Que iniciativa legal a de publicar seu ensaio.
Achei maravilhoso o texto, sem maniqueismos, acolhedor das diferenças, incentivador da realização de essências, conscientizador de nossa condição humana.
Onides, que desabrochar gostoso sinto em você!
Lembrei-me agora de uma amiga que escreveu,
“O que não possuo, não é inexistente, faz presença pelo desejo. Ainda que eu não encontre o leme, não quero me perder de mim!”.
Suas palavras coincidem com o momento em que estou vivendo, onde preciso deixar viver as aspirações mais íntimas de minha alma – suas palavras me incentivam e me dão chão!

Parabéns,

Um beijo carinhoso,

do amigo,

Douglas

Comentário por Douglas Balila

Querido Douglas,
Seja muito bem-vindo!
Até breve, Onides.

Comentário por onidesqueiroz

Onides,
Que o o seu talento em traduzir pensamentos em palavras possa ajudar a todos que te visitarem.

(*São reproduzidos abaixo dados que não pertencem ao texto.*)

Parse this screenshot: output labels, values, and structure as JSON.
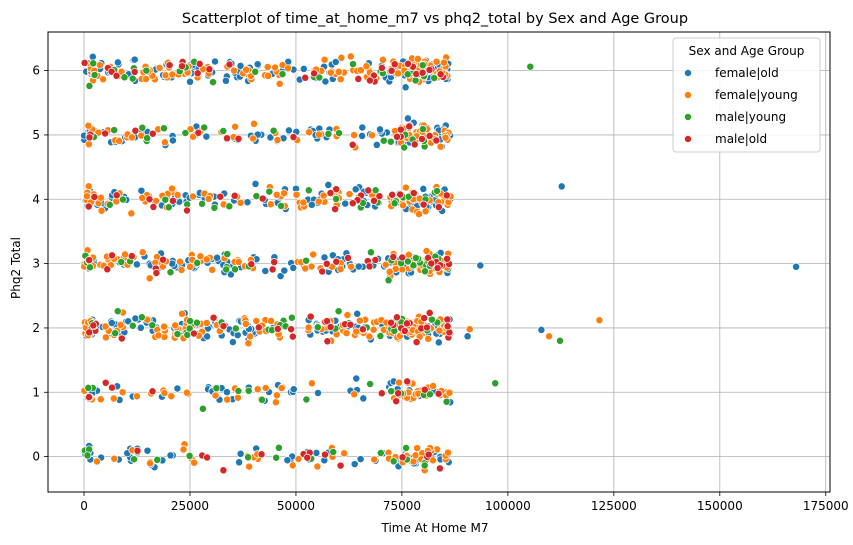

Seu texto nos faz refletir e reconhecer nossos dons. Parabéns. Beijo, Maria Fernanda

Comentário por maria fernanda

Nanda,
Que bom receber nesta casa quem sempre me acolhe com carinho na sua própria.
Obrigada por tudo. Onides.

Comentário por onidesqueiroz

Excelente! Deus é atividade, e nos dá o dom da cri-atividade, é só re-criar…

Comentário por terezina meirelles

Terezinaquesemprecoopera,
Acho que já começou aquele nosso papo sobre literatura…
Podemos continuá-lo em Piedade, Inhayba ou aqui mesmo! Beijos, Onides.

Comentário por onidesqueiroz

Oi Onides;
É verdade,estamos conversando já, mas em qualquer lugar será um enorme prazer conversarmos.
Muito legal ter esse espaço, agora é abrir as asas da imaginação, ou tirar do baú tantas maravilhas guardadas.

Terezinasemprecoopera manda bjos para Onidessempregentil ( ficou parecendo palavra da nova ortografia, he, he)

Comentário por terezina meirelles

Parabens Onides
Nunca tinha lido nada escrito por você e agora fiquei com gosto de quero mais.
Espero que você publique logo outros textos
Saudades
Nilu

Comentário por Nilu Strang

Oi, Nilu! Que bom que você veio!
Pode vir outras vezes que teremos outros petiscos… Beijo, Onides.

Comentário por onidesqueiroz

Querida irmãzinha!

certamente os os seus dons estão brotando linda e plenamente à luz deste Maio tão insolarado!

muito lindo!pra dizer o mínimo!

parabéns!

beijão

Eduardo Datcha Tenucci

Comentário por Eduardo Tenucci

Em se tratando de dom, meu queridíssimo irmão, certamente você sempre me inspirou, tão íntimo das cordas e das notas. Lembra quando eu te pedi, há alguns anos, lá no Acre, “toca alguma coisa pra mim? Nunca te ouvi tocar…” E você sacou Beatles, lindamente: “Here comes the sun…” É, querido, o Sol tá chegando! Obrigada pelo carinho, Onides.

Comentário por onidesqueiroz

Onides, o seu maravilhoso dom sempre mereceu ser mais compartilhado.
Parabéns pelo Blog!
Grande beijo, Maneco.

Comentário por Manoel S. de Queiroz Neto

Eu sou é muito sortuda de ter um mano Manoel, Mano e Maneco, sempre por perto nas horas certas. Obrigada.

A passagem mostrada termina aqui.